La symbiose avec son jardin est progressive dans le texte : la passivité de l’espace vert devient la sienne, ouvrant en revanche une nouvelle perspective sur les voies de l’existence. Le chemin de son esprit est dévoué à l’acceptation d’une vie dont les possibilités physiques sont rétrécies, jusqu’à se fondre avec les saisons et la vie du jardin, jusqu’à l’accueil bienveillant de l’être étranger :

Qu’est-ce qui a changé dans mon rapport avec le jardin ?
L’empathie s’est accrue. La conscience de subir en moi aussi, à la façon d’une plante, les dégâts des intempéries : je peux me dessécher, me flétrir, partir en morceaux, et surtout, je ne peux plus bouger à ma guise. (…) Plongée dans l’instant présent, comme cela ne m’était jamais arrivé, je fais enfin partie de mon jardin, de ce monde fluctuant en perpétuelle transformation.

L’auteur, pour le livre qu’elle sait être son dernier, choisit la forme de paragraphes brefs, indépendants les uns des autres, mais chronologiquement cohérents. L’écriture reste la même, telle que le lecteur la connaît : légère et délicate dans les descriptions, malgré les circonstances. Une lecture pleine de grâce, qui trace une voie pour permettre à la lumière d’entrer dans le tunnel de la maladie.

Et nous voici aux derniers lambeaux d’été, épars, comme une mémoire brisée, dans l’inexorable ébranlement de l’automne. Il souffle un petit air frais ; sur certaines plantes il agit comme la chambre froide d’un fleuriste. Dans un singulier contrepoint de couleurs, certaines ayant l’éclat d’une peinture à l’huile, d’autres le velouté d’un pastel sur papier, le potager est parsemé de dahlias fleuris et de zinnias dont la léthargie humide, mais brûlante de l’été avait freiné les élans. Assise sur la banquette, je reprends mes lectures à ciel ouvert (…).
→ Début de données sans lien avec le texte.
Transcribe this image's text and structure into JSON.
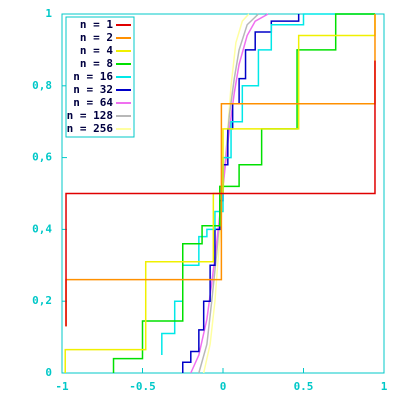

Le titre du jardin fait référence au poème I haven’t told my garden yet d’Emily Dickinson, qui s’interroge sur la défaillance du jardinier auprès de ses plantes le jour où il disparaîtra. Tout comme un artiste, le jardinier crée son œuvre. Au contraire d’un peintre ou d’un écrivain par contre, le jardinier ne peut pas lui promettre l’immortalité, la permanence du jardin dépendant de la sienne :

Je ne l’ai pas encore dit à mon jardin –

Tant je redoute ma défaillance

Pour le moment, je n’ai pas tout à fait la force

De mettre l’abeille dans la confidence.

(…)

Comment le jardinier peut-il abandonner son jardin, lui révéler l’imminence de son départ ? Pia Pera cherche ses réponses, dans un livre qui a ému ses lecteurs italiens et qui ne manquera certainement pas de le faire avec leurs confrères français.

Édition italienne :

PERA, Pia, Al giardino ancora non l’ho detto, Ponte alle Grazie, 2016, 224 pages.

Édition française :

PERA, Pia, Ce que je n’ai pas encore dit à mon jardin, traduit de l’italien par Béatrice Vierne, Editions Arthaud, 2019, 240 pages.